Krita gets ~4000 euros a month and their ui is beautiful, functional, streamlined, and dare I say on par with much, much larger offerings. Until recently Zbrush was a 1-time license purchase for years and years. Their software is incredibly powerful and their UI is well organized and feature rich, and their entire net worth is like $100k total...
I'm going to let you argue with the wall, because you'd rather talk feelings than make a coherent argument.
It’s a different tool. Krita is for painting. GIMP is for image manipulation.
I’m assuming you’re not a professional programmer though, as professional programmer salaries are much higher. If Krita does more, it’s though sacrificing time, giving it away free. Not everyone is in a position to do that. You either pay for good developers, or hope for the sacrifice.
Maybe I’ll try your approach and just bash projects, I’m sure that’s productive and helps open source improve. Feels a wee bit negative though…
I'd agree with your points, but there's no point in us both being wrong.
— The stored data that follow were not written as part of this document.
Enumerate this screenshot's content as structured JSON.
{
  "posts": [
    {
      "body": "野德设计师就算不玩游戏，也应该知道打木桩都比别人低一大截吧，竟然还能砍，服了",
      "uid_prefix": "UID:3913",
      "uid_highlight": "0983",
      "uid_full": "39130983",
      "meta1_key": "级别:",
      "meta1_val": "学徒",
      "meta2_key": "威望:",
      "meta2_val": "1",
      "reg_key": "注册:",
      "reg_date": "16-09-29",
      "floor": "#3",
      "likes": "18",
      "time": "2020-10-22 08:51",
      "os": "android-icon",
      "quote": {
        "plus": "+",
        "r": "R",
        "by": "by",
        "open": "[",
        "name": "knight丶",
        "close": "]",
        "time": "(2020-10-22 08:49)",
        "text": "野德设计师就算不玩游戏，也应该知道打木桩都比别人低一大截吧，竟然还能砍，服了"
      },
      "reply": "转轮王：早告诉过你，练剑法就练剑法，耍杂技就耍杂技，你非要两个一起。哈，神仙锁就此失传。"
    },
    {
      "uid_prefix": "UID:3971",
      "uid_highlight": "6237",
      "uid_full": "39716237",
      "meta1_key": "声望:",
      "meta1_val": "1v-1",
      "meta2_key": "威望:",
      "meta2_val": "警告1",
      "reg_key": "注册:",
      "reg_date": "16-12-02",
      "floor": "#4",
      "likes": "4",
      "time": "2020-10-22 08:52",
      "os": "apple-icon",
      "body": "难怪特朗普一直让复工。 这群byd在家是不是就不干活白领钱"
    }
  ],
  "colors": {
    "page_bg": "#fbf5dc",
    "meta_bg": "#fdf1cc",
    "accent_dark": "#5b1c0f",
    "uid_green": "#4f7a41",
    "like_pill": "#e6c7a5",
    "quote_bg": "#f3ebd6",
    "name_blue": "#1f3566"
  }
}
You're not interested in debate or discussion. You're a dedicated white knight for gimp and all it's jank, and you've no interest in engaging with the points made by others. Your best counterarguments are to either attack the person you disagree with directly, or what boils down to a "nuh uh because it works for me!".
If you want to actually discuss this do it in good faith or stop wasting our time.
Woah, hold on now. Gimp actually is unusablly bad. I say this as Linux Graphic Designer who would rather use Krita (anillustration software) to do photo edits.
Libre Office is great tho.
“Other people who have bad experience ces with something just be asteoturfing.”
Ivw consistently had an issue with Firefox that I described in a thread a few days ago that I can’t seem to identify or fix. Am I just not allowed to mention it?
No, it won’t. I bring it up in this particular thread for 2 reasons.
I don’t like the insinuation that anyone who claims to have problems with Firefox must be bots. I don’t think that’s at all true, since I’ve run into multiple problems with the browser myself that I haven’t been able to solve.
I brought it up in the previous thread because I think that if people are considering switching, knowing what problems exist is useful. It isn’t meant to dissuade anyone, in fact I regularly recommend Firefox to my friends and family. But I don’t personally use it because of a pretty major problem, and I don’t think it’s bad to mention it when the topic comes up.
“I don’t like the insinuation that anyone who claims to have problems with Firefox must be bots.”
I did not say this, multiple people have interpreted it this way. I said there is a targetted campaign against it where every time it is brought up it is trashed. You may be be a genuine person who is also trashing it, but that doesn’t mean there isn’t also a targetted campaign at play. I just find it hard to believe that some folk hate FOSS projects so much they have to smash it every time it’s brought up. Sounds exhausting.
There is a difference between “it’s great software, but i’ve notice a few issues” and “this project is trash”. The second is posted purely with the intent of trying to dissuade people from using it, and all they do is keep people using Chrome, which I think we can all agree has bigger issues.
This was true when Chrome first came up, they even made those ridiculous ads, which Opera (before they stopped developing their own engine) was ridiculing: https://youtu.be/ZdirsXNaibo
Firefox after they they rewrote their engine to be multithreaded (I think it was called project electron?) is faster than chrome that is currently very bloated.
What saddens me the most that, while there are ignorant people who don't know better and use what are they familiar with, there are also self proclaimed techno geeks, who are equally ignorant and don't seem to remember the times of Internet Explorer.